Agriculture in Ghana Facts and Figures
- Agriculture is the mainstay of Ghana’s economy, employing over 60% of the population and contributing around 20% of the country’s GDP.
- Cocoa is Ghana’s main agricultural export, accounting for over 40% of the country’s total export earnings. Following Ivory Coast, Ghana is the second-largest cocoa producer in the world.
- Other major crops in Ghana include maize, yam, cassava, plantain, and rice.
- Ghana has about 25 million hectares of arable land, of which only about 2 million hectares are currently being used for agriculture.
- Smallholder farmers make up the majority of Ghana’s agriculture sector, with an estimated 2.5 million farmers operating on less than two hectares of land.
- Ghana imports significant amounts of rice, wheat, and poultry to meet domestic demand.
- The use of modern technologies, such as precision agriculture and drone technology, is becoming increasingly prevalent in Ghana’s agriculture sector.
- Ghana’s fisheries sector is also significant, contributing to over 5% of the country’s GDP.
Types of Farming in Ghana
#1. Crop Farming
This is the most common type of farming in Ghana and involves the cultivation of crops such as maize, yam, cassava, plantain, and rice.
#2. Livestock Farming
This includes the rearing of animals such as cattle, sheep, goats, and poultry.
#3. Fish Farming
Also known as aquaculture, this involves the breeding and cultivation of fish in ponds or tanks.
Beekeeping is a growing industry in Ghana, with honey production increasing in recent years.
This involves the integration of trees into farming systems to promote soil health, prevent erosion, and provide additional sources of income through the sale of timber and non-timber forest products.
Farming in Ghana Today
Farming in Ghana has come a long way since the country gained independence in 1957. Today, the agriculture sector remains a vital part of the country’s economy, with significant investments being made in the sector to improve productivity and sustainability.

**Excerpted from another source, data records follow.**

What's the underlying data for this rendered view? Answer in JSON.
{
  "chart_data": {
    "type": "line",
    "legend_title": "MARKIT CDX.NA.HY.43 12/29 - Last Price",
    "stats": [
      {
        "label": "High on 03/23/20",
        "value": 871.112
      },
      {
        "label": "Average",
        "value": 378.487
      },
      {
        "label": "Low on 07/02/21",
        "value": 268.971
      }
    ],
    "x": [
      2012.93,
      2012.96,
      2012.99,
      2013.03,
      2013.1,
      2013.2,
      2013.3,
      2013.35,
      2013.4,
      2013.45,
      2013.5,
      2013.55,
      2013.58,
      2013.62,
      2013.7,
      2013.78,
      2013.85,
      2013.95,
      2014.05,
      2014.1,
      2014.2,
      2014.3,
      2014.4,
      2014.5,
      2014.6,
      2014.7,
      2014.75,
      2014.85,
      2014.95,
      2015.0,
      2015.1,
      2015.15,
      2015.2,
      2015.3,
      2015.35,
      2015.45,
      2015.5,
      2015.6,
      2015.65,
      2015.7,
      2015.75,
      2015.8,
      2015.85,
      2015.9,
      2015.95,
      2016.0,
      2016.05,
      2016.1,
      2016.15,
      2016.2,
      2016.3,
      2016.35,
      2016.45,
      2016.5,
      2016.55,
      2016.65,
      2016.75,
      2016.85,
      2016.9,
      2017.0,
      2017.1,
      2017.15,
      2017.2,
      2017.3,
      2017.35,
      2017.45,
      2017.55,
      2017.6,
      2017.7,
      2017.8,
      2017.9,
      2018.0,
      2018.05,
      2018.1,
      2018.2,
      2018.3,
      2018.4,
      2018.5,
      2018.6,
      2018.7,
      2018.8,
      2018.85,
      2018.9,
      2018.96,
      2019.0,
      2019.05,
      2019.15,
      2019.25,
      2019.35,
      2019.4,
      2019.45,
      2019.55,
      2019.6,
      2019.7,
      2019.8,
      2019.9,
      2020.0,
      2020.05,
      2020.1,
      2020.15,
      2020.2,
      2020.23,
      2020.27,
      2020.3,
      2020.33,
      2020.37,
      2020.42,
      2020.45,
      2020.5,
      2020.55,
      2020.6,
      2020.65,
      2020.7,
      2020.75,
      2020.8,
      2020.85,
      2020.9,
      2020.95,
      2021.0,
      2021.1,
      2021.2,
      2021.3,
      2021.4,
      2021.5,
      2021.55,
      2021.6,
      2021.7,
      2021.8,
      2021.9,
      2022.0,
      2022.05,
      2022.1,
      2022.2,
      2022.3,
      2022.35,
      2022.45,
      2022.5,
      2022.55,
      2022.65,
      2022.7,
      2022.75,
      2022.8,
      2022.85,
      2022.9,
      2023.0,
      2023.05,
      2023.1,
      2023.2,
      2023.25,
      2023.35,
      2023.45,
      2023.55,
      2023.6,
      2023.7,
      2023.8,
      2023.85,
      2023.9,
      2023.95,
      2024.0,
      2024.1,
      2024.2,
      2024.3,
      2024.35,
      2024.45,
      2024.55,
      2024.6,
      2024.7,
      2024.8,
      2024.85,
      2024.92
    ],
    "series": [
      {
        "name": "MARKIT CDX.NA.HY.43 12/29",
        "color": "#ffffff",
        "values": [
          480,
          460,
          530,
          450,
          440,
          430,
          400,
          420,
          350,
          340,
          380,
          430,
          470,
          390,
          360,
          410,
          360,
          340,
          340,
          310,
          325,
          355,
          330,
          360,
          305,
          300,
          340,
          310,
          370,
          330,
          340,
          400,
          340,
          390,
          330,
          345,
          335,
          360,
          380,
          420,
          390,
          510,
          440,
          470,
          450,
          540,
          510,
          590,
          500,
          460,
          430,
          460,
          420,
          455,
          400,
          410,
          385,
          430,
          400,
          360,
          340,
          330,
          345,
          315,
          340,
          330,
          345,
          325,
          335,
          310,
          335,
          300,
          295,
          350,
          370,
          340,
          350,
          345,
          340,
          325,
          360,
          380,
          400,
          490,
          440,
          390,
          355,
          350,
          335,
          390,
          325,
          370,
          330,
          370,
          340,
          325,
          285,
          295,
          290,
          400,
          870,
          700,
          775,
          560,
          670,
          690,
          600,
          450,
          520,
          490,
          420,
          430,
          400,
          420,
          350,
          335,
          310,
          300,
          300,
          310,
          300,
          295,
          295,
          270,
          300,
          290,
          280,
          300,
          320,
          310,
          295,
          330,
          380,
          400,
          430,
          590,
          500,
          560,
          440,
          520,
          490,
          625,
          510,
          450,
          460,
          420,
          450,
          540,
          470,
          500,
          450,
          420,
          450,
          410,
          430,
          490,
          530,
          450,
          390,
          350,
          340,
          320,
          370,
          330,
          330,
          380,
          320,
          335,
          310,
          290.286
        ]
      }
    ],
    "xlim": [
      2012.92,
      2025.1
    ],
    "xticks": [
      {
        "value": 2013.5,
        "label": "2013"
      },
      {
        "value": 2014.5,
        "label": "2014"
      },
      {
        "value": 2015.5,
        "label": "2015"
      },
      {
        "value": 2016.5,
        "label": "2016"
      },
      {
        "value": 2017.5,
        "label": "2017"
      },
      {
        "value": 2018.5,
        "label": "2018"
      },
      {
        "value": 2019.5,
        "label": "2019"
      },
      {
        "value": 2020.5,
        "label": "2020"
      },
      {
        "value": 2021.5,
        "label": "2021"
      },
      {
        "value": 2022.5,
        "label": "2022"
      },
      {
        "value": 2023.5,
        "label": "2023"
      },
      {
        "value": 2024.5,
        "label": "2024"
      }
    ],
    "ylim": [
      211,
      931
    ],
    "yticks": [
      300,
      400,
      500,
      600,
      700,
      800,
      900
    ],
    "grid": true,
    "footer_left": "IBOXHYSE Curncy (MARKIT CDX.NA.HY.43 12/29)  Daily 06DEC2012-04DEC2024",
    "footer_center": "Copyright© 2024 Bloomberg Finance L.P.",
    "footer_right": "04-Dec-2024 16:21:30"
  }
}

Modern technologies, such as precision agriculture, irrigation systems, and drone technology, are increasingly being adopted by farmers to improve crop yields and reduce production costs.
The government is also implementing several initiatives aimed at improving the agricultural sector, including the Planting for Food and Jobs program, which provides farmers with subsidized inputs, equipment, and training.
Despite these efforts, challenges such as climate change, inadequate access to credit and markets, and limited infrastructure continue to hamper the growth of the agricultural sector in Ghana.
However, with continued investment and support, farming in Ghana has the potential to play an even more significant role in the country’s economic development.
From our discourse above, we have provided you with 25 interesting facts about agriculture in Ghana that you should know. From the types of crops grown to the challenges facing farmers, these facts will give you a better understanding of how agriculture works in Ghana.